You see, I've done five indices this year.  True, my brilliant students Jason Rea, Lauren Provost, Tara McGoldrick and now Maryellen Groot (learn these names: They are future professors, famous lawyers and captains of industry)  have been doing the code-insertion.  But in the end I'm responsible for the cumulative index for five volumes of Tolkien Studies.  And now I have to re-index a book I wrote and indexed nearly ten years ago.  It is enough to make you want to kill some more widows (or wander around a level-35 enemy camp completely nuking everything that moves in range of your level-56 crossbow. Not feeling like such a tough goblin now, are we Nishruk?).   

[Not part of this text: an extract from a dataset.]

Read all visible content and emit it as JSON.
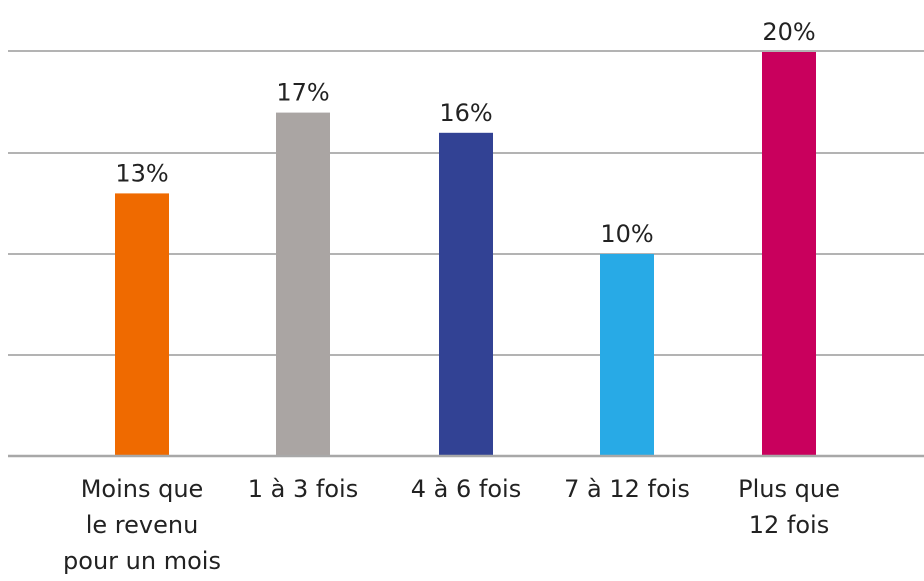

So that's the bad news.  The good news is now that there won't just be a new preface, corrections throughout and two (and, if I'm lucky, three) new sections added to the introduction.  I can do a much more thoroughgoing revision to the text, and I can integrate the new material (tables showing the evolution of the original Oxford lectures into the published lecture; the identification of the various voice in the 'Babel of Voices' section, and, perhaps, a previously unpublished note that relates to the text), and I can revise some of the conclusions (W.P. Ker is even more important than I had realized) .  So the "Expanded and Corrected" second edition will now be even more true than it was in the original plan and I will be able, with a clean conscience, to encourage you to buy either the paperback release or the planned "collector's edition" (we still haven't figured out the logistics of my signing all of them.  I suggested flying me to Arizona in the middle of winter.  They haven't said "no" that that yet).  

And one final note: if you are one of the rare few who are selling copies of my book on Amazon for >150.00, you suck (well, a little), because I have no extra copies of my own to sell and thus can't capitalize on the fortunes of an out-of-print book.  And the good news for you, though not for me, is that the ones you have will soon not only be a hard-to-get first edition, but a first edition that really is different than the second edition.  You're welcome.  Please send checks, fruit baskets or huge bars of gold to my Wheaton address.  

3 comments:

BWG said...

And I have a signed first edition--can't sell it, exactly for that reason. Anyway, I'm looking forward to this second one, especially if it would be available in paperback.

Thomas Deniau said...

That's great !

However, I thought that the days where one had to revise an index by hand were already past...

Wasn't your first index computer-generated ?

highlyeccentric said...

oooo! I bought the lovely annotated version of "On Fairy Tales" last year - two days after which I discovered that what I really needed was Monsters and Critics. Such a lovely, lovely essay. I think I shall be waiting for this new edition with bated breath!